O principal alvo da ofensiva não foi detido. Edgar Alves de Andrade, conhecido pelos apelidos Doca ou Urso, apontado como uma das figuras proeminentes do Comando Vermelho, conseguiu fugir. Relatórios governamentais indicavam que ele possuía 273 anotações criminais e 32 mandados de prisão em aberto.

A operação também resultou em diversas apreensões. Um relatório do governo do Rio enviado ao Supremo Tribunal Federal listou 122 armas, 15 veículos, 22 quilos de cocaína e duas toneladas de maconha confiscados durante a ação.

Uso de câmeras corporais e desdobramentos das investigações

Corbage prestou depoimento ao Ministério Público do Rio em novembro de 2025. Na ocasião, ele relatou que 77 dos 215 policiais do Bope participantes da operação estavam utilizando câmeras corporais.

Menos da metade dos agentes envolvidos, especificamente 134 dos 343 policiais do Bope e da Core, estava equipada com os dispositivos durante o transcorrer da ação.

O então comandante explicou que a operação estava programada para durar até seis horas. Por essa razão, ele afirmou que não foi considerada a necessidade de providenciar baterias extras para as câmeras corporais.

O Ministério Público do Rio identificou lesões consideradas incomuns em dois dos corpos. Um laudo técnico mencionou ferimentos por disparo de arma de fogo a curta distância em uma das vítimas e um caso de ferimento por decapitação.

Cinco policiais militares do Batalhão de Choque foram detidos após a megaoperação. A Corregedoria da Polícia Militar efetuou as prisões em novembro de 2025, sob suspeita de envolvimento em crimes ocorridos durante a ação, com base na análise das imagens das câmeras corporais.

Divergências sobre a estratégia conhecida como ‘muro do Bope’

Corbage negou a montagem de uma emboscada na área de mata.
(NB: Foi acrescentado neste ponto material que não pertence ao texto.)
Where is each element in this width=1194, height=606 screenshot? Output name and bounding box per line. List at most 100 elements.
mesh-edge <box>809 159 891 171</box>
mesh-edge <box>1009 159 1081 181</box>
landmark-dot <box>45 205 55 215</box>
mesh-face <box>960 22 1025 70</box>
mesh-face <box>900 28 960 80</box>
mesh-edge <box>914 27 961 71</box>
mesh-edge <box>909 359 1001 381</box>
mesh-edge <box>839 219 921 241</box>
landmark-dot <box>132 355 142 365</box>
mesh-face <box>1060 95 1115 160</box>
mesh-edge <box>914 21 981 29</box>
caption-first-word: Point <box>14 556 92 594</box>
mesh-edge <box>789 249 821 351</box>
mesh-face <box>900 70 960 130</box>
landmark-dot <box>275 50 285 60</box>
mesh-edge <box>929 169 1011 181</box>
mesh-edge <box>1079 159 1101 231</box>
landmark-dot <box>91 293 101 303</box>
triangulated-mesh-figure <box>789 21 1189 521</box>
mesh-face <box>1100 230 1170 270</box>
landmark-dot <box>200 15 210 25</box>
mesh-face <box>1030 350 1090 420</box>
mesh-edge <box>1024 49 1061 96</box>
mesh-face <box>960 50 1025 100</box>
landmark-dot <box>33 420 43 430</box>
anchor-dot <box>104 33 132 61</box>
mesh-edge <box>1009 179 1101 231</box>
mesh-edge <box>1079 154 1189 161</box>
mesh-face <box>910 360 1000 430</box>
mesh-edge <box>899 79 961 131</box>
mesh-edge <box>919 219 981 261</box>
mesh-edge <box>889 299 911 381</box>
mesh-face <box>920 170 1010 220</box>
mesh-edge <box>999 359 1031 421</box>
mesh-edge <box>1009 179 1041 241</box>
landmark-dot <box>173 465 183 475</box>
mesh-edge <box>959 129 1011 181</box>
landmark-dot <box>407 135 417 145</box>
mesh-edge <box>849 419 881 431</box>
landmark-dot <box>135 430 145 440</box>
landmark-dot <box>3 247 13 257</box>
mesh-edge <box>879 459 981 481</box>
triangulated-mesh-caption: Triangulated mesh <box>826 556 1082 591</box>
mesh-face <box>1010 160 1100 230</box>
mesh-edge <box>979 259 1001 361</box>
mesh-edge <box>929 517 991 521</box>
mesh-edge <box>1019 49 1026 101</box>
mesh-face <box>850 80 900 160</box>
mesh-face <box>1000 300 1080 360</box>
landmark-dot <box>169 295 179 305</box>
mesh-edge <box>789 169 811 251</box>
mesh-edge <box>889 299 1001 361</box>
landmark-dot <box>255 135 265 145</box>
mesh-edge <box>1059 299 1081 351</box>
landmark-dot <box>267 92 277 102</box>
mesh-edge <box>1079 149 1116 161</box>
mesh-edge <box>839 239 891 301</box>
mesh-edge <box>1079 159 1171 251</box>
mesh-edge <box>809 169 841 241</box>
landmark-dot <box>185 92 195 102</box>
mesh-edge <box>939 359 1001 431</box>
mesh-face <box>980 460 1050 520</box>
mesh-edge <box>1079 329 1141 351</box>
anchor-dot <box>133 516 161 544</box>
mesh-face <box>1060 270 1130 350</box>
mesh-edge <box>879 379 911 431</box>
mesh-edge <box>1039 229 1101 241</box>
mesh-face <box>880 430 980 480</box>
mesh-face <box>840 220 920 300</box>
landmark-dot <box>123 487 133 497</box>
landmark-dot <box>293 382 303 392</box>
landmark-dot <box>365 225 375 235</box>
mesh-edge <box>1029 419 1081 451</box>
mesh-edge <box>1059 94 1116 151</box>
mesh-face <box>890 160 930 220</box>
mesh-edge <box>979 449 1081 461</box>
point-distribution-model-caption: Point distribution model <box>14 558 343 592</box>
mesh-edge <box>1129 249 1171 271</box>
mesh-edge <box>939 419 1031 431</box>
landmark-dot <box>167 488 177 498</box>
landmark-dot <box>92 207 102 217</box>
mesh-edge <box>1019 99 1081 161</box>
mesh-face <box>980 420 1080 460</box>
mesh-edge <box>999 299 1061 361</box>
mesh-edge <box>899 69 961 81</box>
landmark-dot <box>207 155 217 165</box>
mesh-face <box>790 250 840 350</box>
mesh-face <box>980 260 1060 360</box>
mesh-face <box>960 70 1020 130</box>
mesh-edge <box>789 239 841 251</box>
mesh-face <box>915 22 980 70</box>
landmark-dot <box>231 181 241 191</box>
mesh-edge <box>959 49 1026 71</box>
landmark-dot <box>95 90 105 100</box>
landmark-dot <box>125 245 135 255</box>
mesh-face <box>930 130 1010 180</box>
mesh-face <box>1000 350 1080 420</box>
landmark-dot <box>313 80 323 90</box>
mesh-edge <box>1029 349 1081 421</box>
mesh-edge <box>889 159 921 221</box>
Em seu testemunho ao Ministério Público do Rio, ele afirmou que não houve posicionamento prévio de policiais na Serra da Misericórdia para realizar uma “troia”, termo que designa uma emboscada ilegal na qual agentes se ocultam para atacar suspeitos.

Essa declaração entrou em contradição com uma explicação anterior oferecida pelo governador Cláudio Castro. O governador havia afirmado que a tática visava encurralar criminosos em regiões de mata, com o intuito de minimizar o impacto sobre os residentes.